Hey, can someone provide me some advice regarding ...
# advanced-need-help
s
Hey, can someone provide me some advice regarding building pipelines when using
PartitionedDataset
? I like using it, since it's a nice way to deal with structured data residing in a folder structure, but I'm not happy with the way the pipelines handle them. Simplified, our data folder structure is somewhat like the following:
Copy code
└───data
    ├───01_raw
    │   └───data_type1
    │       ├───entity1.csv
    │       ├───entity2.csv
    │       ├───...
    │       └───entityX.csv
    ├───02_intermediate
    │   └───data_type1
    │       ├───entity1.csv
    │       ├───entity2.csv
    │       ├───...
    │       └───entityX.csv
    └───03_primary
        └───data_type1
            ├───entity1.csv
            ├───entity2.csv
            ├───...
            └───entityX.csv
Each entity's data gets improved the further it goes down the layers. These entities are handled separately from one another. Ideally there is a pipeline that takes in a single
pd.DataFrame
containing the entity's data and transforms it from the raw layer to the primary layer. In that sense, it is a horizontal execution that can be done in parallel for each entity.

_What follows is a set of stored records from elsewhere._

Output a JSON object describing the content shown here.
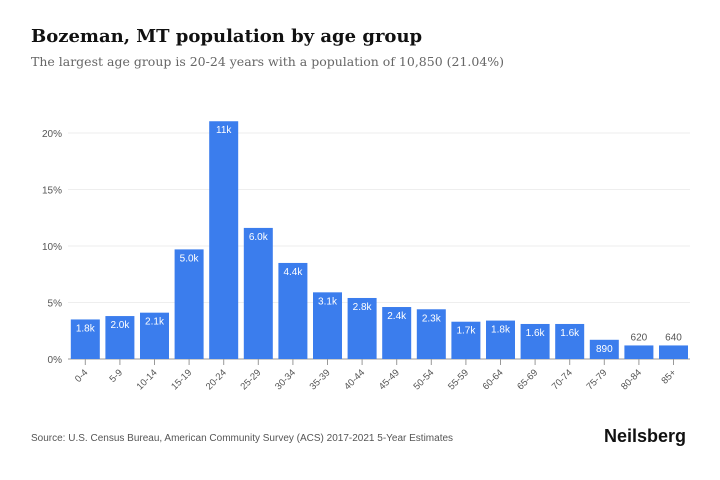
{
  "title": "Bozeman, MT population by age group",
  "subtitle": "The largest age group is 20-24 years with a population of 10,850 (21.04%)",
  "source": "Source: U.S. Census Bureau, American Community Survey (ACS) 2017-2021 5-Year Estimates",
  "brand": "Neilsberg",
  "chart_data": {
    "type": "bar",
    "title": "Bozeman, MT population by age group",
    "xlabel": "",
    "ylabel": "",
    "ylim": [
      0,
      22
    ],
    "yticks": [
      0,
      5,
      10,
      15,
      20
    ],
    "ytick_labels": [
      "0%",
      "5%",
      "10%",
      "15%",
      "20%"
    ],
    "grid": true,
    "bar_color": "#3b7ded",
    "categories": [
      "0-4",
      "5-9",
      "10-14",
      "15-19",
      "20-24",
      "25-29",
      "30-34",
      "35-39",
      "40-44",
      "45-49",
      "50-54",
      "55-59",
      "60-64",
      "65-69",
      "70-74",
      "75-79",
      "80-84",
      "85+"
    ],
    "values": [
      3.5,
      3.8,
      4.1,
      9.7,
      21.04,
      11.6,
      8.5,
      5.9,
      5.4,
      4.6,
      4.4,
      3.3,
      3.4,
      3.1,
      3.1,
      1.7,
      1.2,
      1.2
    ],
    "data_labels": [
      "1.8k",
      "2.0k",
      "2.1k",
      "5.0k",
      "11k",
      "6.0k",
      "4.4k",
      "3.1k",
      "2.8k",
      "2.4k",
      "2.3k",
      "1.7k",
      "1.8k",
      "1.6k",
      "1.6k",
      "890",
      "620",
      "640"
    ]
  }
}
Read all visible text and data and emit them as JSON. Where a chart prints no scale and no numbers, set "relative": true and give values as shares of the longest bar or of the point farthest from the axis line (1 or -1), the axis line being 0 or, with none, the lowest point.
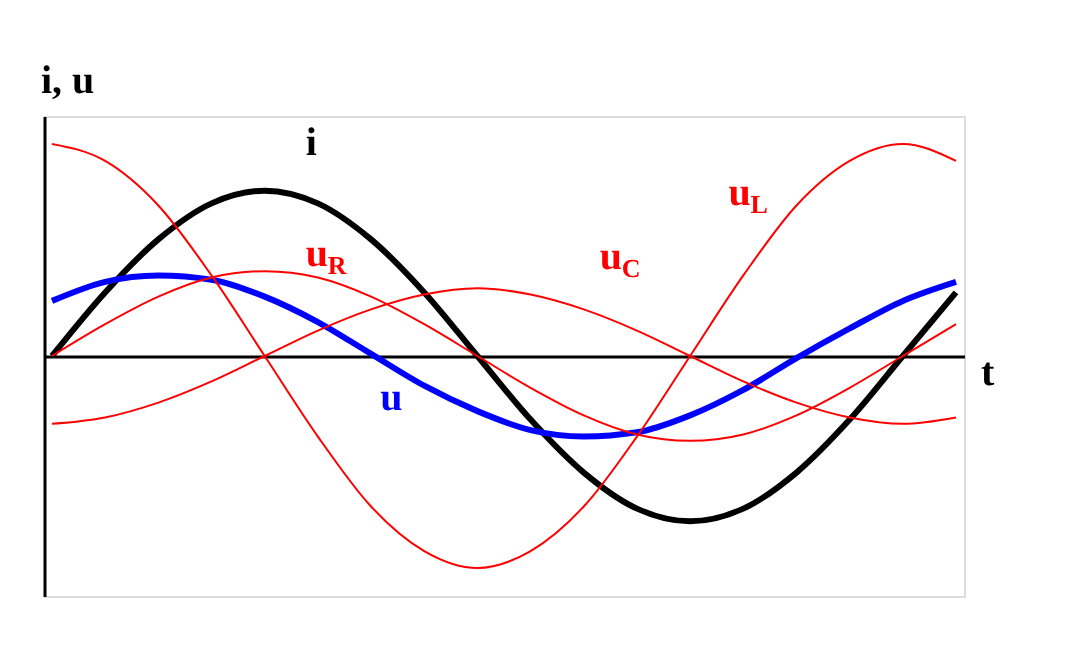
{
  "chart_data": {
    "type": "line",
    "relative": true,
    "xlabel": "t",
    "ylabel": "i, u",
    "legend": false,
    "grid": false,
    "tick_labels": false,
    "categories": [
      null,
      null,
      null,
      null,
      null,
      null,
      null,
      null,
      null,
      null,
      null,
      null,
      null,
      null,
      null,
      null,
      null,
      null
    ],
    "series": [
      {
        "name": "i",
        "color": "#000000",
        "values": [
          0,
          0.3,
          0.55,
          0.72,
          0.78,
          0.72,
          0.55,
          0.3,
          0,
          -0.3,
          -0.55,
          -0.72,
          -0.78,
          -0.72,
          -0.55,
          -0.3,
          0,
          0.3
        ]
      },
      {
        "name": "u",
        "color": "#0000ff",
        "values": [
          0.26,
          0.35,
          0.38,
          0.36,
          0.28,
          0.16,
          0.01,
          -0.14,
          -0.26,
          -0.35,
          -0.38,
          -0.36,
          -0.28,
          -0.16,
          -0.01,
          0.13,
          0.26,
          0.35
        ]
      },
      {
        "name": "u$_{R}$",
        "color": "#ff0000",
        "values": [
          0,
          0.15,
          0.28,
          0.37,
          0.4,
          0.37,
          0.28,
          0.15,
          0,
          -0.15,
          -0.28,
          -0.37,
          -0.4,
          -0.37,
          -0.28,
          -0.15,
          0,
          0.15
        ]
      },
      {
        "name": "u$_{C}$",
        "color": "#ff0000",
        "values": [
          -0.32,
          -0.29,
          -0.22,
          -0.12,
          0,
          0.12,
          0.22,
          0.29,
          0.32,
          0.29,
          0.22,
          0.12,
          0,
          -0.12,
          -0.22,
          -0.29,
          -0.32,
          -0.29
        ]
      },
      {
        "name": "u$_{L}$",
        "color": "#ff0000",
        "values": [
          1,
          0.92,
          0.71,
          0.38,
          0,
          -0.38,
          -0.71,
          -0.92,
          -1,
          -0.92,
          -0.71,
          -0.38,
          0,
          0.38,
          0.71,
          0.92,
          1,
          0.92
        ]
      }
    ]
  }
}
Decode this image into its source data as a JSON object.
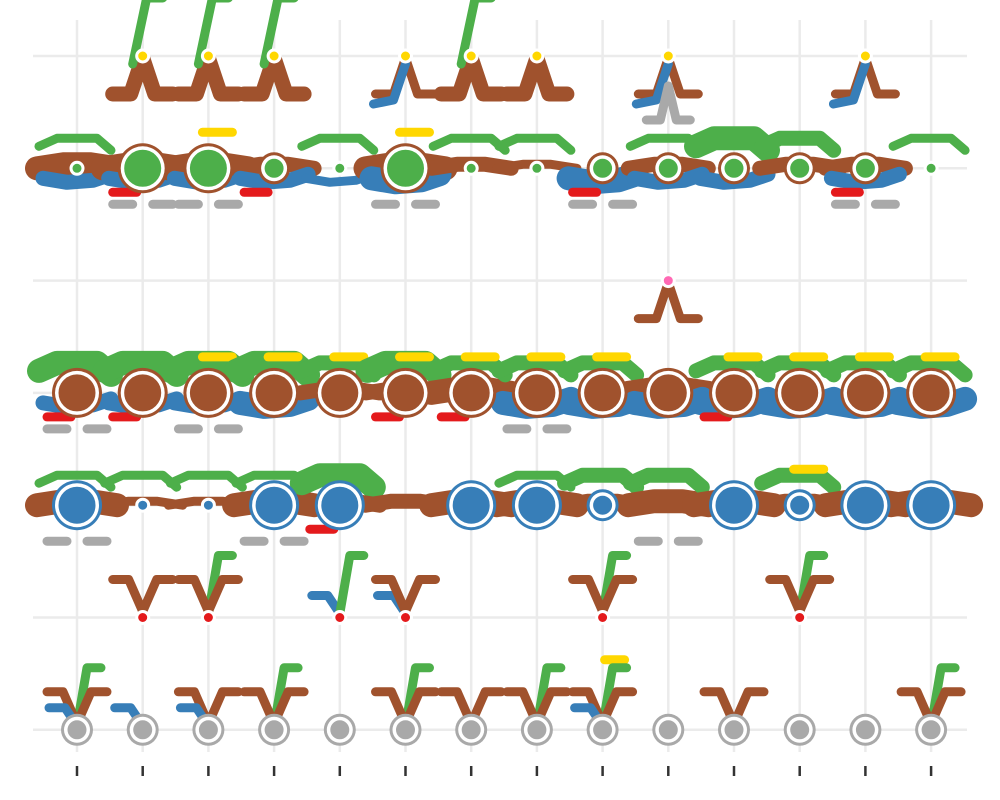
{
  "chart_data": {
    "type": "glyph-grid",
    "title": "",
    "xlabel": "",
    "ylabel": "",
    "x": [
      1,
      2,
      3,
      4,
      5,
      6,
      7,
      8,
      9,
      10,
      11,
      12,
      13,
      14
    ],
    "rows": [
      1,
      2,
      3,
      4,
      5,
      6,
      7
    ],
    "series": [
      {
        "color": "#ffd700"
      },
      {
        "color": "#4daf4a"
      },
      {
        "color": "#ff69b4"
      },
      {
        "color": "#a0522d"
      },
      {
        "color": "#377eb8"
      },
      {
        "color": "#e41a1c"
      },
      {
        "color": "#a9a9a9"
      }
    ],
    "row_hub_color": [
      "#ffd700",
      "#4daf4a",
      "#ff69b4",
      "#a0522d",
      "#377eb8",
      "#e41a1c",
      "#a9a9a9"
    ],
    "hubs": [
      [
        0,
        1,
        1,
        1,
        0,
        1,
        1,
        1,
        0,
        1,
        0,
        0,
        1,
        0
      ],
      [
        1,
        3,
        3,
        2,
        1,
        3,
        1,
        1,
        2,
        2,
        2,
        2,
        2,
        1
      ],
      [
        0,
        0,
        0,
        0,
        0,
        0,
        0,
        0,
        0,
        1,
        0,
        0,
        0,
        0
      ],
      [
        3,
        3,
        3,
        3,
        3,
        3,
        3,
        3,
        3,
        3,
        3,
        3,
        3,
        3
      ],
      [
        3,
        1,
        1,
        3,
        3,
        0,
        3,
        3,
        2,
        0,
        3,
        2,
        3,
        3
      ],
      [
        0,
        1,
        1,
        0,
        1,
        1,
        0,
        0,
        1,
        0,
        0,
        1,
        0,
        0
      ],
      [
        2,
        2,
        2,
        2,
        2,
        2,
        2,
        2,
        2,
        2,
        2,
        2,
        2,
        2
      ]
    ],
    "glyphs": [
      [
        [],
        [
          [
            3,
            2
          ],
          [
            1,
            1
          ]
        ],
        [
          [
            3,
            2
          ],
          [
            1,
            1
          ]
        ],
        [
          [
            3,
            2
          ],
          [
            1,
            1
          ]
        ],
        [],
        [
          [
            3,
            1
          ],
          [
            4,
            1
          ]
        ],
        [
          [
            3,
            2
          ],
          [
            1,
            1
          ]
        ],
        [
          [
            3,
            2
          ]
        ],
        [],
        [
          [
            3,
            1
          ],
          [
            4,
            1
          ],
          [
            6,
            1
          ]
        ],
        [],
        [],
        [
          [
            3,
            1
          ],
          [
            4,
            1
          ]
        ],
        []
      ],
      [
        [
          [
            3,
            3
          ],
          [
            4,
            2
          ],
          [
            1,
            1
          ]
        ],
        [
          [
            3,
            3
          ],
          [
            4,
            2
          ],
          [
            5,
            1
          ],
          [
            6,
            1
          ]
        ],
        [
          [
            3,
            3
          ],
          [
            4,
            2
          ],
          [
            0,
            1
          ],
          [
            6,
            1
          ]
        ],
        [
          [
            3,
            2
          ],
          [
            4,
            2
          ],
          [
            5,
            1
          ]
        ],
        [
          [
            4,
            1
          ],
          [
            1,
            1
          ]
        ],
        [
          [
            3,
            3
          ],
          [
            4,
            3
          ],
          [
            0,
            1
          ],
          [
            6,
            1
          ]
        ],
        [
          [
            3,
            2
          ],
          [
            1,
            1
          ]
        ],
        [
          [
            3,
            1
          ],
          [
            1,
            1
          ]
        ],
        [
          [
            4,
            3
          ],
          [
            5,
            1
          ],
          [
            6,
            1
          ]
        ],
        [
          [
            3,
            2
          ],
          [
            4,
            2
          ],
          [
            1,
            1
          ]
        ],
        [
          [
            1,
            3
          ],
          [
            4,
            2
          ]
        ],
        [
          [
            1,
            2
          ],
          [
            3,
            2
          ]
        ],
        [
          [
            3,
            2
          ],
          [
            4,
            2
          ],
          [
            5,
            1
          ],
          [
            6,
            1
          ]
        ],
        [
          [
            1,
            1
          ]
        ]
      ],
      [
        [],
        [],
        [],
        [],
        [],
        [],
        [],
        [],
        [],
        [
          [
            3,
            1
          ]
        ],
        [],
        [],
        [],
        []
      ],
      [
        [
          [
            1,
            3
          ],
          [
            4,
            2
          ],
          [
            5,
            1
          ],
          [
            6,
            1
          ]
        ],
        [
          [
            1,
            3
          ],
          [
            4,
            2
          ],
          [
            5,
            1
          ]
        ],
        [
          [
            1,
            3
          ],
          [
            4,
            2
          ],
          [
            0,
            1
          ],
          [
            6,
            1
          ]
        ],
        [
          [
            1,
            3
          ],
          [
            4,
            3
          ],
          [
            0,
            1
          ]
        ],
        [
          [
            1,
            2
          ],
          [
            3,
            2
          ],
          [
            0,
            1
          ]
        ],
        [
          [
            1,
            3
          ],
          [
            3,
            2
          ],
          [
            0,
            1
          ],
          [
            5,
            1
          ]
        ],
        [
          [
            1,
            2
          ],
          [
            3,
            3
          ],
          [
            0,
            1
          ],
          [
            5,
            1
          ]
        ],
        [
          [
            1,
            2
          ],
          [
            4,
            3
          ],
          [
            0,
            1
          ],
          [
            6,
            1
          ]
        ],
        [
          [
            1,
            2
          ],
          [
            4,
            3
          ],
          [
            0,
            1
          ]
        ],
        [
          [
            3,
            3
          ],
          [
            4,
            3
          ],
          [
            2,
            1
          ]
        ],
        [
          [
            1,
            2
          ],
          [
            4,
            3
          ],
          [
            0,
            1
          ],
          [
            5,
            1
          ]
        ],
        [
          [
            1,
            2
          ],
          [
            4,
            3
          ],
          [
            0,
            1
          ]
        ],
        [
          [
            1,
            2
          ],
          [
            4,
            3
          ],
          [
            0,
            1
          ]
        ],
        [
          [
            1,
            2
          ],
          [
            4,
            3
          ],
          [
            0,
            1
          ]
        ]
      ],
      [
        [
          [
            3,
            3
          ],
          [
            1,
            1
          ],
          [
            6,
            1
          ]
        ],
        [
          [
            1,
            1
          ],
          [
            3,
            1
          ]
        ],
        [
          [
            1,
            1
          ],
          [
            3,
            1
          ]
        ],
        [
          [
            3,
            3
          ],
          [
            1,
            1
          ],
          [
            6,
            1
          ]
        ],
        [
          [
            1,
            3
          ],
          [
            3,
            2
          ],
          [
            5,
            1
          ]
        ],
        [
          [
            3,
            2
          ]
        ],
        [
          [
            3,
            3
          ]
        ],
        [
          [
            3,
            3
          ],
          [
            1,
            1
          ]
        ],
        [
          [
            1,
            2
          ],
          [
            3,
            2
          ]
        ],
        [
          [
            1,
            2
          ],
          [
            3,
            3
          ],
          [
            6,
            1
          ]
        ],
        [
          [
            3,
            3
          ]
        ],
        [
          [
            1,
            2
          ],
          [
            3,
            2
          ],
          [
            0,
            1
          ]
        ],
        [
          [
            3,
            3
          ]
        ],
        [
          [
            3,
            3
          ]
        ]
      ],
      [
        [],
        [
          [
            3,
            1
          ]
        ],
        [
          [
            1,
            1
          ],
          [
            3,
            1
          ]
        ],
        [],
        [
          [
            4,
            1
          ],
          [
            1,
            1
          ]
        ],
        [
          [
            4,
            1
          ],
          [
            3,
            1
          ]
        ],
        [],
        [],
        [
          [
            1,
            1
          ],
          [
            3,
            1
          ]
        ],
        [],
        [],
        [
          [
            1,
            1
          ],
          [
            3,
            1
          ]
        ],
        [],
        []
      ],
      [
        [
          [
            1,
            1
          ],
          [
            3,
            1
          ],
          [
            4,
            1
          ]
        ],
        [
          [
            4,
            1
          ]
        ],
        [
          [
            3,
            1
          ],
          [
            4,
            1
          ]
        ],
        [
          [
            1,
            1
          ],
          [
            3,
            1
          ]
        ],
        [],
        [
          [
            1,
            1
          ],
          [
            3,
            1
          ]
        ],
        [
          [
            3,
            1
          ]
        ],
        [
          [
            1,
            1
          ],
          [
            3,
            1
          ]
        ],
        [
          [
            0,
            1
          ],
          [
            1,
            1
          ],
          [
            3,
            1
          ],
          [
            4,
            1
          ]
        ],
        [],
        [
          [
            3,
            1
          ]
        ],
        [],
        [],
        [
          [
            1,
            1
          ],
          [
            3,
            1
          ]
        ]
      ]
    ],
    "grid": true,
    "legend": "none"
  }
}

However, as far as I can tell, using a
PartitionedDataset
forces the pipeline and pipeline nodes to accept a
Dict
as input. Now parallelizing becomes harder as the pipeline stages have become vertical. Each entity in the dictionary must be processed before being able to go to the next stage. Is there any way around this? We'd like to keep using DataFrames as inputs and DataFrames as outputs rather than Dicts, as using DataFrames also provides some semantic information about what exactly the pipelines does.